Time is an illusion.
It’s an illusion when minutes slip into seconds as the urgency grows to score a winning goal, and it’s an illusion when minutes swell into hours as the need surfaces not to suffer a goal.
Time ticks beyond the clock. It bends and stretches, and it crawls and races on its own accord, with a mind of its own.
The door slams. Zoe is home.
Time ticks lethargically against my urgency. My breath quiets. Awaits.
Time slows, suspended in the silence that follows.
Only silence—footsteps never come. Flowers never sprout in the air. Zoe’s beautiful face never appears in the doorway.
But I don’t dwell—on meaning, on consequence, on breathlessness, or chest pain.
Because Charles has a death wish.
“That damned bitch!”
I was oblivious to it, but it’s obvious as he shouts three little words.
Charles fucking Cox has a fucking death wish.
“Shut up.”
Undeterred by the low warning in my inflection, he proceeds with his final speech. “I knew it! I knew it had to be the little bitch.”
“Shut the fuck up,” I hiss over my shoulder, rage seething through my bared teeth.
“She just ran away. Of course, it was her!”
He connected the dots and arrived at the same conclusion I had.
Zoe came home, greeted by a slew of pointed fingers and false accusations.
So, she left.
“Stop speaking.” Clinging to it, to the wrath that fuels my blood, I finally turn from the doorway to which I’d taken a step and stopped, waiting with bated breath. “Stop speaking about my girlfriend.”

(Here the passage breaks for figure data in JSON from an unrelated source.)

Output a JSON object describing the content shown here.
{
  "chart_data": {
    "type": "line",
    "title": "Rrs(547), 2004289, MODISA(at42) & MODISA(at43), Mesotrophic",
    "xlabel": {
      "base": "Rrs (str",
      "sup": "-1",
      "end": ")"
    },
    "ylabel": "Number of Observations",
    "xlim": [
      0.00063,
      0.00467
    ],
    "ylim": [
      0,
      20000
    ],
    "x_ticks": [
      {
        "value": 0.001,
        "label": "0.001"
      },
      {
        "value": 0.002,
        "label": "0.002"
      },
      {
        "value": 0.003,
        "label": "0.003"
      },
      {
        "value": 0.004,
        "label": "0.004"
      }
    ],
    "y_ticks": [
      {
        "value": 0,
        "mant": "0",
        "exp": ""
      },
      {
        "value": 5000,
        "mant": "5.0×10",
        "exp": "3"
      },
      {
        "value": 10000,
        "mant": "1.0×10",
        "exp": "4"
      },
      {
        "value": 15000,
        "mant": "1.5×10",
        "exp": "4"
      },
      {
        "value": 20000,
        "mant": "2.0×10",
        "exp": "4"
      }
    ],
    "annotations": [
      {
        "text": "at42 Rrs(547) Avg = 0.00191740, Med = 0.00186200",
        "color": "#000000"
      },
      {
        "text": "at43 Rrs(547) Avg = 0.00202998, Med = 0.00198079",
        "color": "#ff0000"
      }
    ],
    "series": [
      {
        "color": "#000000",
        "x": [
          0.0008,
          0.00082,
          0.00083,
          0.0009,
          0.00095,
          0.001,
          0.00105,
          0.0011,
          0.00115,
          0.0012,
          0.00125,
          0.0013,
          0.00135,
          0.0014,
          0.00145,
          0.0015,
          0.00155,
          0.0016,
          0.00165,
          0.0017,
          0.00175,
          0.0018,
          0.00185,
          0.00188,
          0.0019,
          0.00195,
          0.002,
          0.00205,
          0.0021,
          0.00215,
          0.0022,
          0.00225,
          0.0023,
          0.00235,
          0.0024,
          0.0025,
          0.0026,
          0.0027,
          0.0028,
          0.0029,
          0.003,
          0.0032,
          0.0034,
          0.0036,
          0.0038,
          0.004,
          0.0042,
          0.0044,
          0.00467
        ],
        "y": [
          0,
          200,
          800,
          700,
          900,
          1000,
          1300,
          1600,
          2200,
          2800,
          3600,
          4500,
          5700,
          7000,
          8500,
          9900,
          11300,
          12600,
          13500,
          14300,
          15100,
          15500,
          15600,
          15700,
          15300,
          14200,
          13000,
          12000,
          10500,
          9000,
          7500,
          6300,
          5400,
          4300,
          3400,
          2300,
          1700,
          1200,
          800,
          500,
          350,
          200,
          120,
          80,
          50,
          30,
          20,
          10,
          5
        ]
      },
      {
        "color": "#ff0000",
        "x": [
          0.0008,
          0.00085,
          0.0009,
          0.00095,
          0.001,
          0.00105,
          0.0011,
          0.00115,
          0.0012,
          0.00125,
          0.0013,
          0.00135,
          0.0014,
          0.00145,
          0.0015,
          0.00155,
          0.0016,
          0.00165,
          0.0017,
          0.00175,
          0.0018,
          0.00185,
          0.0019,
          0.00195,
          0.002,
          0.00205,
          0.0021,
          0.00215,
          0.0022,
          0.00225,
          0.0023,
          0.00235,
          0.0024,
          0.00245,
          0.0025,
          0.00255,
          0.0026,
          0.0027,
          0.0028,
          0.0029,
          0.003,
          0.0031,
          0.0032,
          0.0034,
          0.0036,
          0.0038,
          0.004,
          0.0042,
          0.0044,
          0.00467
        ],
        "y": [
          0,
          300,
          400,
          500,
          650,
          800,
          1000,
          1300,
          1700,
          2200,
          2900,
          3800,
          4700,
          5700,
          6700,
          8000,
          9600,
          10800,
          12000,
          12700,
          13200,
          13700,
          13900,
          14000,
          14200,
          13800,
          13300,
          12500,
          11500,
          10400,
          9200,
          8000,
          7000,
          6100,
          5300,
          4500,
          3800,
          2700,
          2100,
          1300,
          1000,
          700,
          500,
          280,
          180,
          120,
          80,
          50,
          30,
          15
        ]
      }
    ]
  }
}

“You’re still defending her?” Like a madman, he throws his manicured hands in the air. “She just sold you out. She just ended your career. She needs to go a—”
My restraint is strung so tight my muscles complain. A little more and it will snap.
“If you say another word—if you so much as think about my girlfriend, you’ll be the one going the fuck away.” I make my steps slow. If I reach him too soon, I might actually do something I’d regret. “Everyone goes before I leave her.”
I would lose everything before I lose Zoe.
I would throw everything away before I leave her—or let her go.
“You are paid—very well paid—not to insult my girlfriend or opine about my personal life.” I bare my teeth, almost nose to nose with him. “So do your fucking job before unemployment becomes the least of your problems.”
His complexion reflects the hue of gray of his pinstriped suit. His shoulders hunch, but he isn’t smart enough to shut his mouth. “She—”
Snap.
The last string snaps with the underwhelming thud of my knuckles colliding against his nose.
Sharp pain shoots through my hand, and still it's dulled. Even his high shriek does nothing to dim the red haze around my pupils.